The proud owner of CryptoPunk #2070 tweeted:

"Sucks to hear @opensea is selling out and doing an IPO. Their VCs didn’t get them to where they are today. We did."

It's fair to say that not everyone agrees with this criticism. Launching a governance token can be easier said than done — not least because of the strict rules surrounding securities in the U.S.

Some also argued that OpenSea users aren't entitled to receiving free money just because they've used the NFT marketplace a few times.

And a not-insubstantial-chunk of Twitter users are enthusiastic for OpenSea to go public because it will give them the opportunity to short the stock. Clearly, they're not fans.

OpenSea has been rocked by a controversy or two this year. A few months ago, the marketplace "requested and accepted" the resignation of a senior employee who had purchased NFTs before they were promoted on the site's homepage — later selling them on for a profit.

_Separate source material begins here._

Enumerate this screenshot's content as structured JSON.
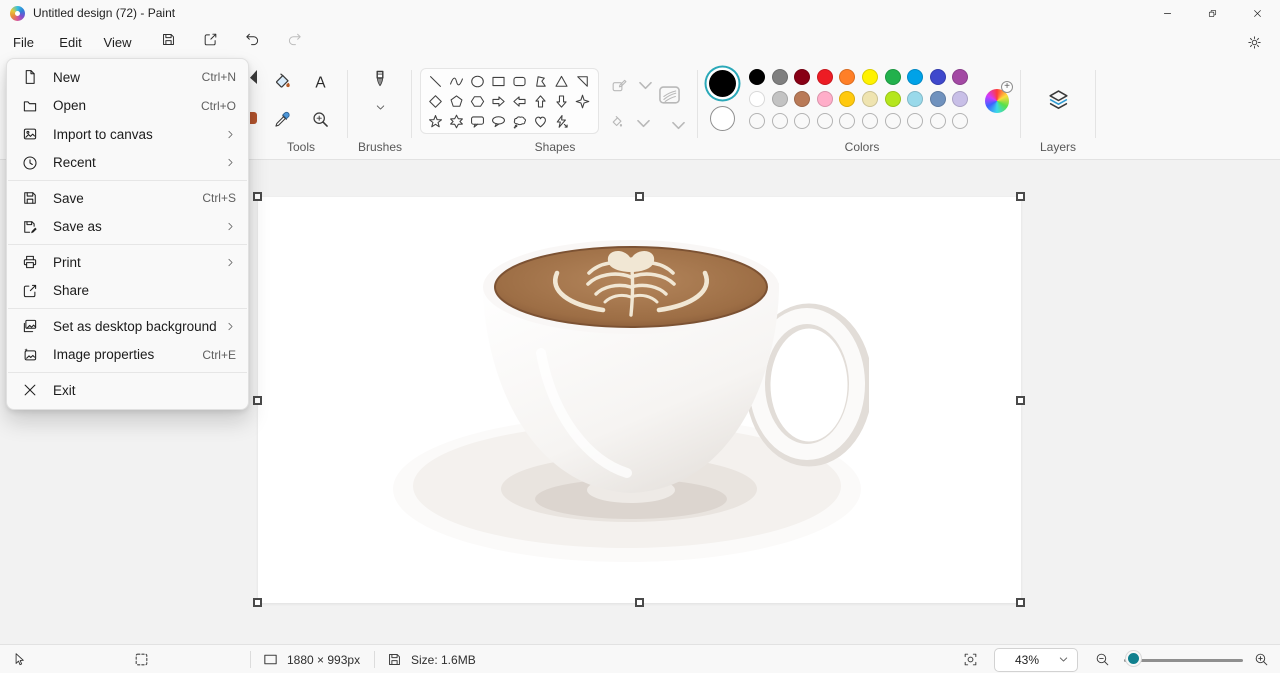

Employees were later warned that they were forbidden from buying or selling collections that were being featured by OpenSea in any way. 

Although NFTs are shaping up to have a memorable 2022 — with a number of big entertainment brands gearing up to launch their own marketplaces — there's also no guarantee that OpenSea will enjoy success with this IPO. Other crypto brands that have gone down this route have struggled to gain momentum on the stock market.

Coinbase went live in the middle of April with a reference price of $250 — and although COIN's stock hit highs of $429.54 soon after going live, they quickly tumbled back down again. Ever since, the exchange has largely traded at or near this reference price — rallying whenever Bitcoin goes up, and crashing back down when the crypto markets correct.